Грэй заявила, что уйдет патрулировать границу, как только оправится от родов. Старик только отмахнулся:

– Ты уже потеряла глаз, глупышка. Представь, что будет, если потеряешь жизнь? Как же малыш? Как же супруг и его поместье?

Чаще всего ифритка позволяла отцу разливаться соловьём и лишь делала вид, что слушает. Но иногда бывало и наоборот: колкость следовала за колкостью, голоса срывались на крик, и старик с покрасневшим от гнева лицом чуть ли не бегом покидал её покои. Джей укоризненно смотрел на гадкие сцены, но никогда не вмешивался.

Как-то утром Грэй долго не могла встать с кровати и куталась в тонкое одеяло. За открытым окном припекало солнце, невесомый песок шуршал по подоконнику, будто звал порезвиться. Ветер донёс до ушей шум каравана, прибывшего к поместью: это торговцы привезли ткани, полудрагоценные камни, диковинных животных и резной паланкин, на котором молодоженов должны будут провезти от дома Тлея прямиком к порогу супруга. Грэй вдруг поняла, что родной дом давно превратился в пресловутую западню. Золотая дверца клетки захлопнулась, и чьи-то ловкие пальцы вот-вот повернут в замочке ключ.

***

Нестерпимо болел живот. Чувство, будто в желудке поселился заморский осьминог, отгоняло всякий покой. Проворочавшись полночи, Грэй сдалась и решила выпить лекарство – горький чай из трав и корешков, что притупил бы чувства и подарил ей хотя бы несколько часов забытья. В голове всплыло смутное воспоминание из детства: мама бросает жёлтые лепестки в маленький чайник, приговаривая, что вот она даст малышке выпить волшебного чаю, погладит по животу, и всё пройдет. Грэй решила продлить приятный момент и не стала будить служанку. Накинув халат, она пошла в сторону кухни.

Ступни неслышно ступали по ворсу ковра. Грэй оставалось пройти пару поворотов, как вдруг она услышала далёкие, но чёткие мужские голоса из общей гостиной. Забыв про боль, ифритка прокралась к входной арке и смогла различить разговор.

– …согласны, что торжество надо провести как можно скорее. Она вот-вот сорвётся.

«Джей?»

– Чепуха. Она всегда такая: недовольная и кислая, будто съела лайм целиком, – отвечал спокойный, уверенный голос отца. – Дорогой зять, не вижу причин беспокоиться.
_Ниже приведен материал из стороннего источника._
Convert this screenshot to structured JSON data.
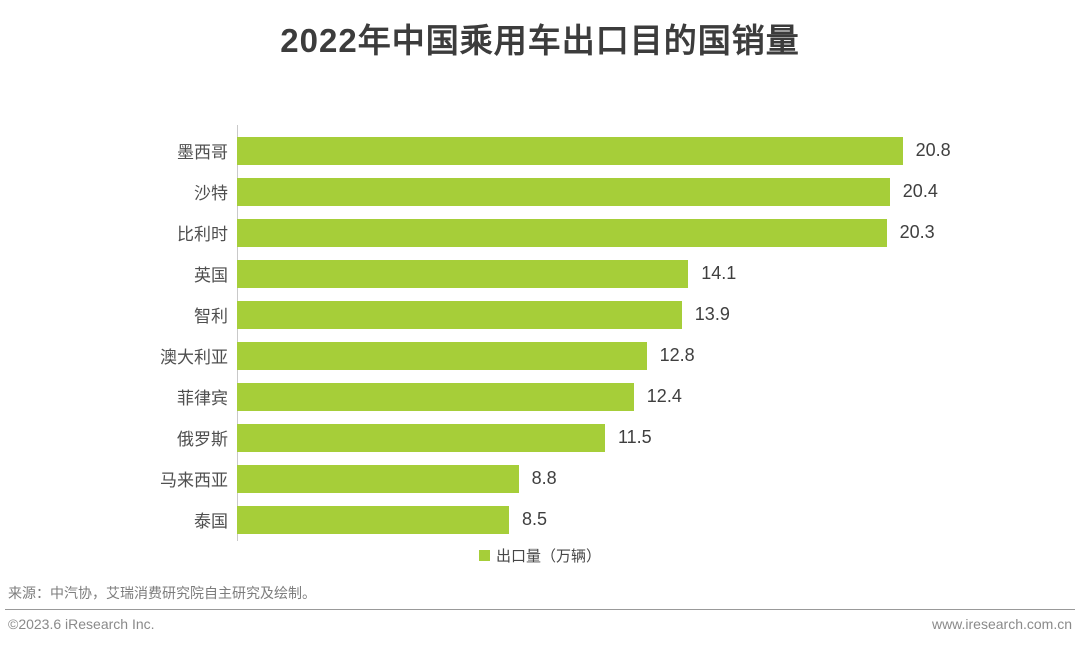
{
  "title": "2022年中国乘用车出口目的国销量",
  "chart_data": {
    "type": "bar",
    "orientation": "horizontal",
    "title": "2022年中国乘用车出口目的国销量",
    "categories": [
      "墨西哥",
      "沙特",
      "比利时",
      "英国",
      "智利",
      "澳大利亚",
      "菲律宾",
      "俄罗斯",
      "马来西亚",
      "泰国"
    ],
    "values": [
      20.8,
      20.4,
      20.3,
      14.1,
      13.9,
      12.8,
      12.4,
      11.5,
      8.8,
      8.5
    ],
    "series_name": "出口量（万辆）",
    "xlim": [
      0,
      22.5
    ],
    "grid": false,
    "legend_position": "bottom",
    "bar_color": "#a6ce39",
    "value_labels_shown": true
  },
  "legend": {
    "label": "出口量（万辆）"
  },
  "source_note": "来源：中汽协，艾瑞消费研究院自主研究及绘制。",
  "footer": {
    "left": "©2023.6 iResearch Inc.",
    "right": "www.iresearch.com.cn"
  }
}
Пусть всё идёт своим чередом.

– Казалось, что мы оба заинтересованы в том, чтобы всё шло по плану. Сделка состоялась, письмо отправлено, место советника при ифа-радже вам обеспечено. С вас, дорогой тесть, причитается разумная плата: дочь с приданым. Однако плата эта мне кажется слишком уж ненадёжной.

Где-то внутри Грэй что-то дёрнулось и замерло, будто загнанный зверь, оскалившись в последний раз, зажмурился и приготовился к неизбежному.

– О, господин посол, вы порой тоже кажетесь мне скользким. Я же не устраиваю по этому поводу бабских истерик?

– Вы смеете…

– Осадите, дорогой гость. Не стоит портить отношения с советником государя, – в голосе старика прозвучала плохо скрытая насмешка.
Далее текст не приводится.